Question

Question:(II) An aluminum bar has the desired length when at 12°C. How much stress is required to keep it at this length if the temperature increases to 35°C? (See Table 9–1.)

Short answer

The thermal stress of the aluminum bar is \(4.02 \times {10^7}\;{\rm{N/}}{{\rm{m}}^2}\).

Step-by-step solution

Identification of given data

• The coefficient of thermal expansion of aluminum bar is\({\alpha _{{\rm{alum}}}} = 25 \times {10^{ - 6}}\;{\rm{/^\circ C}}\).
• The Young modulus of the aluminum bar is\({E_{{\rm{alum}}}} = 70 \times {10^9}\;{\rm{N/}}{{\rm{m}}^2}\).
• The initial temperature of the aluminum bar is\({T_{\rm{i}}} = 12^\circ {\rm{C}}\).
• The final temperature of the aluminum bar is \({T_{\rm{f}}} = 35^\circ {\rm{C}}\).

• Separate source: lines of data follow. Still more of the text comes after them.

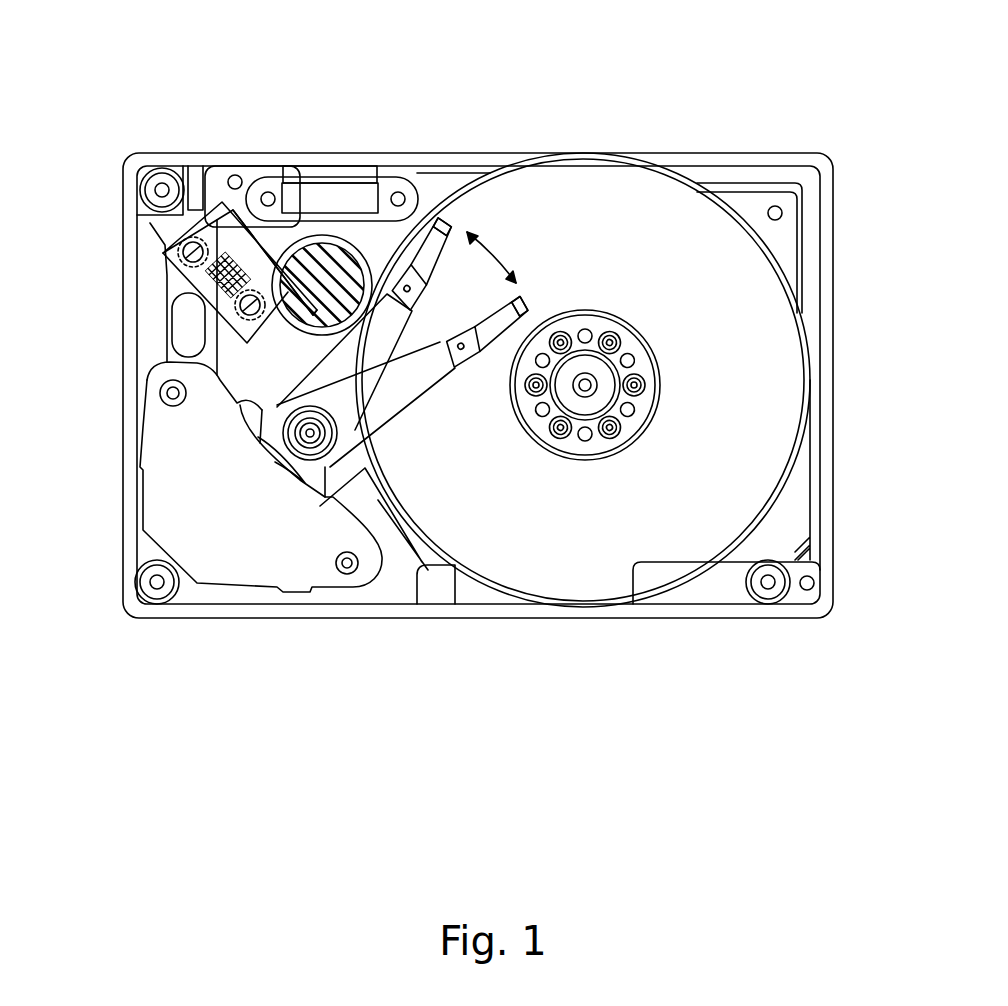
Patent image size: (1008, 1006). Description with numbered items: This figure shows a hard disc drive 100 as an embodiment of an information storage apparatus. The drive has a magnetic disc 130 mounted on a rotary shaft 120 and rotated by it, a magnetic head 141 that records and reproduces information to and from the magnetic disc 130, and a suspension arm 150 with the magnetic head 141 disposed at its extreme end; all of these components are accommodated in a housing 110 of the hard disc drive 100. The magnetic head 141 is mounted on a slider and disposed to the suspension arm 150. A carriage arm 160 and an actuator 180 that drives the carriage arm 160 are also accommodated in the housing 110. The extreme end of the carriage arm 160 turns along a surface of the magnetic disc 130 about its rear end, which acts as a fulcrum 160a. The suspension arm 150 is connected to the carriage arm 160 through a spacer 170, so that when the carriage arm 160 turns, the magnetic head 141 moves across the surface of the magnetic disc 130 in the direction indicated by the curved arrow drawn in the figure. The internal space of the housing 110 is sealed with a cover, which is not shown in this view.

The hard disc drive 100 is at (657, 89).
The housing 110 is at (437, 153).
The rotary shaft 120 is at (586, 390).
The magnetic disc 130 is at (775, 378).
The magnetic head 141 is at (532, 311).
The suspension arm 150 is at (503, 312).
The carriage arm 160 is at (403, 392).
The fulcrum 160a is at (330, 455).
The spacer 170 is at (488, 323).
The actuator 180 is at (178, 497).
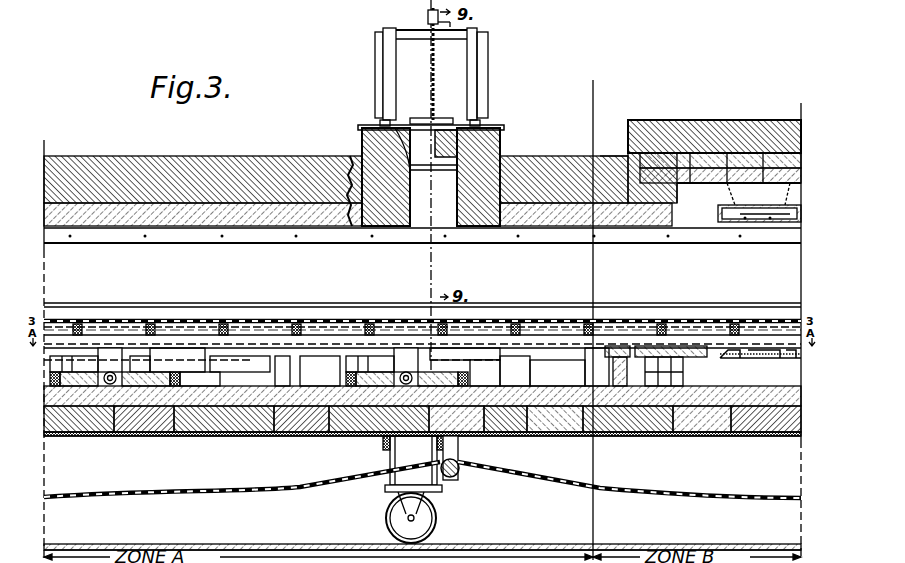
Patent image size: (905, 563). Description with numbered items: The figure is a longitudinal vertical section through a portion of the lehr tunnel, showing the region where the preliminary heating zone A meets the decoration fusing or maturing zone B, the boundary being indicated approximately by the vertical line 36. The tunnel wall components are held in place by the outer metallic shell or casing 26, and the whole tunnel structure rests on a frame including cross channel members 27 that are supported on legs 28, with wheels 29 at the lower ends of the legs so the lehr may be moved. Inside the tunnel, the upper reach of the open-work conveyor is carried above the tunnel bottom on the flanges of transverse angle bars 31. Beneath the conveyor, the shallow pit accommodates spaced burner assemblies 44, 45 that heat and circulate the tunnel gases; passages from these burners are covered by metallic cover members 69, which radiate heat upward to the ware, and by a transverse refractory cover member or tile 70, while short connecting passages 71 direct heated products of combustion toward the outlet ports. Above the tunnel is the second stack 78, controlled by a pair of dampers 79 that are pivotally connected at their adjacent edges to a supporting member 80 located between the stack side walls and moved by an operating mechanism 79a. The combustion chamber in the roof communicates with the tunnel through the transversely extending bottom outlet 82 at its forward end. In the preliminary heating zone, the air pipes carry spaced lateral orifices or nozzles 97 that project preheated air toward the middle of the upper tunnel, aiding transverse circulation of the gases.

The operating mechanism 79a is at (452, 30).
The dampers 79 is at (400, 130).
The supporting member 80 is at (448, 132).
The second stack 78 is at (498, 140).
The vertical line 36 is at (596, 104).
The lateral orifices or nozzles 97 is at (296, 238).
The bottom outlet 82 is at (672, 218).
The transverse angle bars 31 is at (530, 322).
The transverse refractory cover member or tile 70 is at (665, 350).
The connecting passages 71 is at (650, 372).
The metallic cover members 69 is at (752, 358).
The burner assembly 44 is at (110, 385).
The burner assembly 45 is at (410, 382).
The outer metallic shell or casing 26 is at (160, 436).
The cross channel members 27 is at (388, 456).
The legs 28 is at (413, 478).
The wheels 29 is at (424, 518).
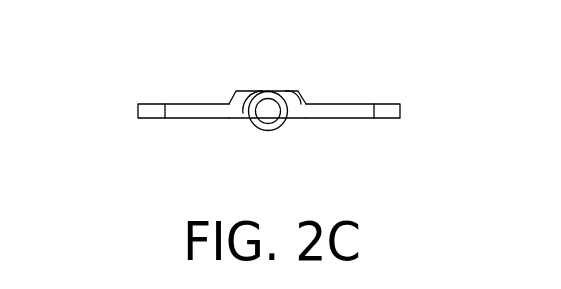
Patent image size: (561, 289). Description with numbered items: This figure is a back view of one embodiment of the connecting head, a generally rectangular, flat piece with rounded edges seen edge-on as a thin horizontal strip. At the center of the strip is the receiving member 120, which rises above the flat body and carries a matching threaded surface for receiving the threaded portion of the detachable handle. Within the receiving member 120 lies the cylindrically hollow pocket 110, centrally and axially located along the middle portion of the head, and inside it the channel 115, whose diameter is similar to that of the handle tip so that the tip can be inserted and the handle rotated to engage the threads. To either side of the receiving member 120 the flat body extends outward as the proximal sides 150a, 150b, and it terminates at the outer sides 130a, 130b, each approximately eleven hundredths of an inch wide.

The cylindrically hollow pocket 110 is at (252, 129).
The channel 115 is at (268, 111).
The receiving member 120 is at (243, 95).
The outer side 130a is at (152, 110).
The outer side 130b is at (388, 108).
The proximal side 150a is at (187, 109).
The proximal side 150b is at (353, 110).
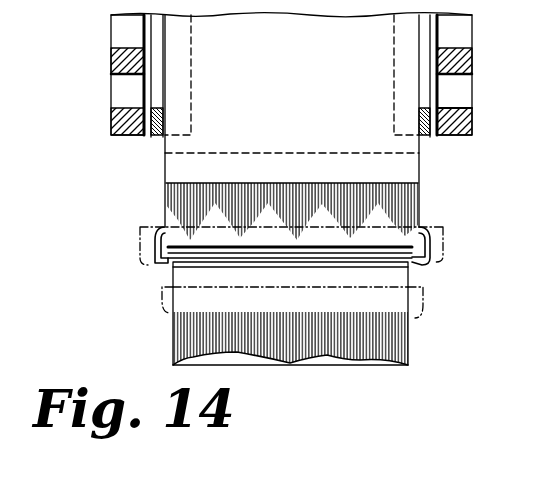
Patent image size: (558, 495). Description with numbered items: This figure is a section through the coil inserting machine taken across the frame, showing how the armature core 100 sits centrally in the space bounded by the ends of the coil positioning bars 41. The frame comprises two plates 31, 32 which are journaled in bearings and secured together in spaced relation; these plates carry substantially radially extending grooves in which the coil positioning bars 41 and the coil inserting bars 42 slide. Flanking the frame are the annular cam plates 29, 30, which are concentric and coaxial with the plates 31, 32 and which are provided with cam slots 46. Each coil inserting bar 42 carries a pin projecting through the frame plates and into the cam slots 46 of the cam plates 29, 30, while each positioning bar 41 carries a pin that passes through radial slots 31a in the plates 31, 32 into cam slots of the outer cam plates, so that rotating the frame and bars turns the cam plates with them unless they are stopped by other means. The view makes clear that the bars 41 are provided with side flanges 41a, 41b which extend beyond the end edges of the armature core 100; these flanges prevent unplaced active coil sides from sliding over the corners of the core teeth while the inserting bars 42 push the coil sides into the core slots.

The annular cam plate 29 is at (118, 123).
The annular cam plate 30 is at (428, 117).
The plate 31 is at (157, 137).
The radial slot 31a is at (158, 87).
The plate 32 is at (477, 108).
The coil positioning bar 41 is at (407, 207).
The side flange 41a is at (160, 268).
The side flange 41b is at (423, 266).
The coil inserting bar 42 is at (363, 138).
The cam slot 46 is at (125, 108).
The armature core 100 is at (427, 335).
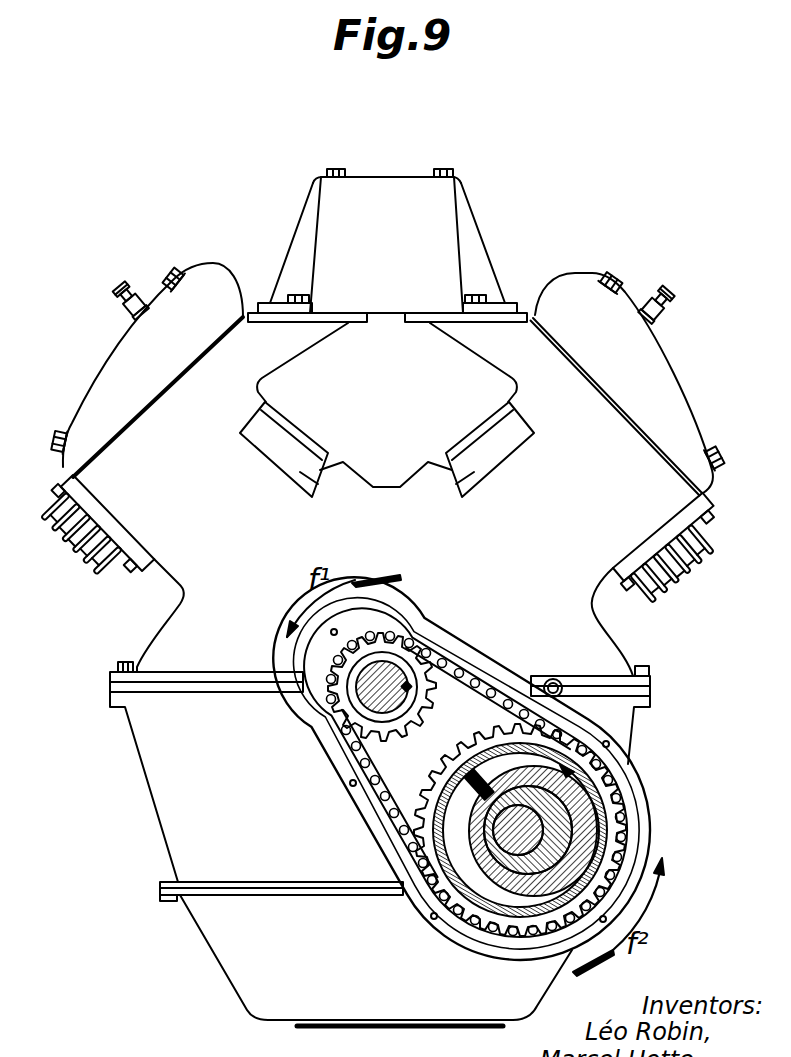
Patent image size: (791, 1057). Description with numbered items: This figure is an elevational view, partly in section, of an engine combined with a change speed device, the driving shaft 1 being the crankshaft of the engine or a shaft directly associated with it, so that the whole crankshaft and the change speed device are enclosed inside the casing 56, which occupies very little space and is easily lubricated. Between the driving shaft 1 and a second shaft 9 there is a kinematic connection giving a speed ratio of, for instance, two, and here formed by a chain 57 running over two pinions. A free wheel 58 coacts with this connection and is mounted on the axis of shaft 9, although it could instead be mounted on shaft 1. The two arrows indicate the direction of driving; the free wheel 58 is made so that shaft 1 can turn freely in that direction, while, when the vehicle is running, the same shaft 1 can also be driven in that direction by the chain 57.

Understanding the thermal stress of the aluminum bar

• The thermal stress can be obtained by the analysis of thermal expansion.The thermal stress of aluminum is the product of its coefficient of thermal expansion, Young’s modulus, and the change in the temperature of the bar.

Determination of the thermal stress of the aluminum bar

The thermal stress can be expressed as shown below:

\(\begin{aligned}{c}{\sigma _{{\rm{therm}}}} &= {\alpha _{{\rm{alum}}}}{E_{{\rm{alum}}}}\Delta T\\ &= {\alpha _{{\rm{alum}}}} \times {E_{{\rm{alum}}}} \times \left( {{T_{\rm{f}}} - {T_{\rm{i}}}} \right)\end{aligned}\)

Substitute the values in the above equation.

\(\begin{aligned}{c}{\sigma _{{\rm{therm}}}} &= \left( {25 \times {{10}^{ - 6}}\;{\rm{/^\circ C}}} \right) \times \left( {70 \times {{10}^9}\;{\rm{N/}}{{\rm{m}}^2}} \right) \times \left( {35^\circ {\rm{C}} - 12^\circ {\rm{C}}} \right)\\ &= 1.75 \times {10^6}\;{\rm{N/}}{{\rm{m}}^2} \cdot {\rm{^\circ C}} \times 23^\circ {\rm{C}}\\ &= 4.02 \times {10^7}\;{\rm{N/}}{{\rm{m}}^2}\end{aligned}\)

Thus, the thermal stress of the aluminum bar is \(4.02 \times {10^7}\;{\rm{N/}}{{\rm{m}}^2}\).